Continuous Suppression of Pathological Retinal and Choroidal Neovascularization in Cynomolgus Monkeys via Noninvasive Ophthalmic Delivery of a Novel Anti‐VEGFA Nanobody and Proprietary Penetratin Analog Formulation

Abstract Pathological retinal and choroidal neovascularization is a hallmark of several blinding diseases, including diabetic retinopathy and age‐related macular degeneration. While intravitreal anti‐VEGF therapies remain the standard of care, they necessitate frequent injections, posing risks such as endophthalmitis and elevated intraocular pressure, alongside economic and adherence challenges.
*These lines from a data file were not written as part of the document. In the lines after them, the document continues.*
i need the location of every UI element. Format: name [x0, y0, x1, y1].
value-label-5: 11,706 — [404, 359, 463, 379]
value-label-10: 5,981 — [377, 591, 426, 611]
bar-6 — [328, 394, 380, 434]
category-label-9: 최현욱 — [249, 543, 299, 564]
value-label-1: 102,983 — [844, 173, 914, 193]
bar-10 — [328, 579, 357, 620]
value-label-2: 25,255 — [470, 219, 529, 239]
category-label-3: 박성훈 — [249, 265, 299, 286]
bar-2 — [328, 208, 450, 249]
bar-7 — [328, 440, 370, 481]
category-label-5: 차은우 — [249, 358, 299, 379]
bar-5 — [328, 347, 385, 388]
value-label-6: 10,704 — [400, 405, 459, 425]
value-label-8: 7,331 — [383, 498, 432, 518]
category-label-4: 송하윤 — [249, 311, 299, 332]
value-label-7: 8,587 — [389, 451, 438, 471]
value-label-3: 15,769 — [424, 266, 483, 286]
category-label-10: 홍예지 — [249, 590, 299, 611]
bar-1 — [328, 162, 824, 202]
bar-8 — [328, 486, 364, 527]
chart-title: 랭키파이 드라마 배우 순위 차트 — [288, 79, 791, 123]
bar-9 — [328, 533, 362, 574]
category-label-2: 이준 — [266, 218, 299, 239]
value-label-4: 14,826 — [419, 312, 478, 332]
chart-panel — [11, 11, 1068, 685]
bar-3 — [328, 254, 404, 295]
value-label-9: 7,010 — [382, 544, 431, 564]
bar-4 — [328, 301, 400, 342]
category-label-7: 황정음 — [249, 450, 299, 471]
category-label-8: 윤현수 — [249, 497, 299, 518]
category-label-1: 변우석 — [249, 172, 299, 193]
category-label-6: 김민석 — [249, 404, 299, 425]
Here, we present Pene/LQ015, a novel eye drop formulation comprising the anti‐VEGFA nanobody (LQ015) and a proprietary penetratin analog for noninvasive delivery. LQ015 demonstrates superior VEGF‐blocking activity, broad binding specificity across species, and robust stability and scalability using a yeast expression system. Topical administration of Pene/LQ015 achieved effective retinal‐choroid complex drug levels and suppressed neovascularization in preclinical models. Notably, in the cynomolgus monkey laser‐induced choroidal neovascularization model, 30 days of continuous topical application significantly reduced neovascularization and vascular leakage, with excellent safety and tolerability. These findings highlight Pene/LQ015's potential as a game‐changer in treating neovascular eye diseases. It offers a groundbreaking, noninvasive alternative to intravitreal injections, addressing key limitations of current therapies by enabling continuous dosing, improving patient adherence, and reducing treatment burden. These findings underscore its potential to transform the management of neovascular retinal and choroidal diseases, with promising implications for clinical application.